Les images avaient frappé l’opinion publique. De longues minutes où l’on voit un employé de l’abattoir du Vigan fouetter, taper à coups de pieds des moutons mal étourdis, infliger des coups de poing à des ovins suspendus, et même jeter contre des grilles métalliques des brebis dans un bruit assourdissant. Ce salarié, Marc Soulier, est jugé depuis jeudi pour actes de cruauté envers les animaux, au tribunal correctionnel d’Alès, dans le Gard, avec deux autres employés mis en cause et la Communauté de communes responsable de l’abattoir.

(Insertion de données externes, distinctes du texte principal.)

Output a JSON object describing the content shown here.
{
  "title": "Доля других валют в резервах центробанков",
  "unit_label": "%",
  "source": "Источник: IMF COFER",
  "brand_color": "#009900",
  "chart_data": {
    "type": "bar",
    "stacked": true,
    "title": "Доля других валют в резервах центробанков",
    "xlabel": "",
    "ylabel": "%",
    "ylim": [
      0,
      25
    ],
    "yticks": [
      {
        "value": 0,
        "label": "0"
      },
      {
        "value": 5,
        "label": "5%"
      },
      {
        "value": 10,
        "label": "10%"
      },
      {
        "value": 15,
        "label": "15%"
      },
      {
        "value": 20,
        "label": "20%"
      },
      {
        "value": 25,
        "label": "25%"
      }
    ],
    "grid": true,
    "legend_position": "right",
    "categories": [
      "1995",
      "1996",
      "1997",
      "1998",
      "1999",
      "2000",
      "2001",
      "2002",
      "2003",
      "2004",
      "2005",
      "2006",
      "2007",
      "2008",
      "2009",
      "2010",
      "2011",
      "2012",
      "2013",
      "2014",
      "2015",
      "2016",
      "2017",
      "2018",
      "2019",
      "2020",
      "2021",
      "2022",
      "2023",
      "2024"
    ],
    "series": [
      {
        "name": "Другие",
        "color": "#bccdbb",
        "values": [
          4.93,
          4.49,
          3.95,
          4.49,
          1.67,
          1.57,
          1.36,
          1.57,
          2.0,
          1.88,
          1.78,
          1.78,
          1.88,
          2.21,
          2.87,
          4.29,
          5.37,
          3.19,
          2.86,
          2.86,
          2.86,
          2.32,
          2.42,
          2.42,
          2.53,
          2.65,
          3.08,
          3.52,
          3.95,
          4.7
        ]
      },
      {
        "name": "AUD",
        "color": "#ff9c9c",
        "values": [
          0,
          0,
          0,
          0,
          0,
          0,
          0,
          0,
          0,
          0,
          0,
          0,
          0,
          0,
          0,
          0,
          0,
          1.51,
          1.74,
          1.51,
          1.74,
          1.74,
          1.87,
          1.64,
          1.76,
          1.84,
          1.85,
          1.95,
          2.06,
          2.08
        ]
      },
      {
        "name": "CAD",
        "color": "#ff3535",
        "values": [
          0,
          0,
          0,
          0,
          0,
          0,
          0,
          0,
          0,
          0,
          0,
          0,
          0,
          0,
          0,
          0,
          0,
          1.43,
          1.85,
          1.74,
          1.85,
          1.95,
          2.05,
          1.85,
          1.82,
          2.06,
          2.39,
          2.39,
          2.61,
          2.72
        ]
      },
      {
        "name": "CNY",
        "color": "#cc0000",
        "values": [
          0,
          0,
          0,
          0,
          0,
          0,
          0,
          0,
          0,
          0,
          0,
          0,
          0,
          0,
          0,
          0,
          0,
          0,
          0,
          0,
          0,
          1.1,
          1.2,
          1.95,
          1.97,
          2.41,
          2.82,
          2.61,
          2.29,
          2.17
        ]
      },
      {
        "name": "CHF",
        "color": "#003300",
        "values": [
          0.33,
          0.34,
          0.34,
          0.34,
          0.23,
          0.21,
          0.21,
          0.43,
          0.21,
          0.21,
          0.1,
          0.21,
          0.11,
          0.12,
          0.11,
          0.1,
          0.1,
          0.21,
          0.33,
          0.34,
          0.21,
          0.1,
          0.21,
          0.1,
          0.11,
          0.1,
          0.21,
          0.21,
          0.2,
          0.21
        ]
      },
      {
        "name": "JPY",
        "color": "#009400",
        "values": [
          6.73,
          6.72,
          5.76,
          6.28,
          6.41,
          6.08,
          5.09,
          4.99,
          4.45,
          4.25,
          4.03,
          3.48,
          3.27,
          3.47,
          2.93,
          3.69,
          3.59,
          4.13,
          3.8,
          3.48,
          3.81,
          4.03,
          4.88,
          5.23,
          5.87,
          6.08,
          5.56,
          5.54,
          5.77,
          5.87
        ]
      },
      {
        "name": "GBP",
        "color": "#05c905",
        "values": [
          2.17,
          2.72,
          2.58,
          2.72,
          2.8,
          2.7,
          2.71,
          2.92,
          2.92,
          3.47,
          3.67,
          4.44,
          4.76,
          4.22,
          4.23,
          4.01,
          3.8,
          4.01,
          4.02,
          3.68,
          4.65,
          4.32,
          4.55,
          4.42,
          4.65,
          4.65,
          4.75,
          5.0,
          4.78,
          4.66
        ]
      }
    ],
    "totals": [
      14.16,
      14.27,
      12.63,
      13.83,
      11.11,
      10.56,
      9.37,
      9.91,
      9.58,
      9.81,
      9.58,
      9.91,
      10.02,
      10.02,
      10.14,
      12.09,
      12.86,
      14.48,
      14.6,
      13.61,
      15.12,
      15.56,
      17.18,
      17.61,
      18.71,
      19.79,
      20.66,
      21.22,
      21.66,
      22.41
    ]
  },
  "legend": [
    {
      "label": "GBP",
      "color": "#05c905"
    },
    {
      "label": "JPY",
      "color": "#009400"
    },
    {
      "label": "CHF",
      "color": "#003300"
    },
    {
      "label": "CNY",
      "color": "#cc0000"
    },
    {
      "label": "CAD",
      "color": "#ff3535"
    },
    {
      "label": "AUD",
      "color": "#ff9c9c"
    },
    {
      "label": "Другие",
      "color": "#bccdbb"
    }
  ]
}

Il crie et rit à gorge déployée. Ce procès inédit s’est justement ouvert par la diffusion de la vidéo, tournée en caméra cachée et diffusée en février 2016 par l’association de défense des animaux L214. À la barre, Marc Soulier, boucher de 24 ans, se défend de toute cruauté. "J’étais seul à ce moment-là et le troupeau ne voulait pas avancer. Ce n’était pas pour faire mal aux bêtes", explique-t-il. Dans la vidéo, le jeune homme crie et rit parfois à gorge déployée quand il inflige des décharges électriques gratuitement aux bêtes, pour "faire rire" un collègue. "Avec le recul, je me rends compte que j’ai fait une grosse connerie", confie-t-il face aux images qu’il reconnaît brutales. 

" Il a fallu apprendre vite et sur le tas "

Le manque de moyens et de formation. S’il avoue à demi-mot sa culpabilité, le principal prévenu fustige le manque de moyens de l'établissement et la dureté de son travail. Entré à l’abattoir à 15 ans, "on m'a tout de suite dit ‘il te faut tuer’ (...) On nous mettait la pression, il a fallu apprendre vite et sur le tas", raconte l'ancien salarié. Il met notamment en cause les "cadences" imposées, les "surcharges de travail", ainsi que les équipements défectueux et la direction qui "ne voulait rien entendre".

Il pointe aussi du doigt le travail des formateurs sur la protection animale, qui fait défaut selon lui. "Ces gens-là, ils sont derrière leur bureau. Si on les mettait dans une écurie, ils ne pourraient pas appliquer eux-mêmes ce qu'ils marquent sur les papiers", estime-t-il.

Les animaux ne sont pas "des égaux de l'Homme". Décrit comme "un fou" par certains collègues, Marc Soulier "ne voit pas les animaux comme des égaux de l'Homme", même s'ils "ont de la peur, du ressenti", poursuit-il.

Licencié de l'abattoir après la révélation des pratiques de cet établissement certifié bio, celui qui travaille désormais dans un atelier de découpe a confié à l'audience en sanglotant : "Cette histoire m'a détruit, j'ai perdu mon emploi, j'ai été obligé de changer de région, mes grands-parents ont reçu des lettres de menaces." L’ancien boucher encourt jusqu'à deux ans de prison et 30.000 euros d’amende.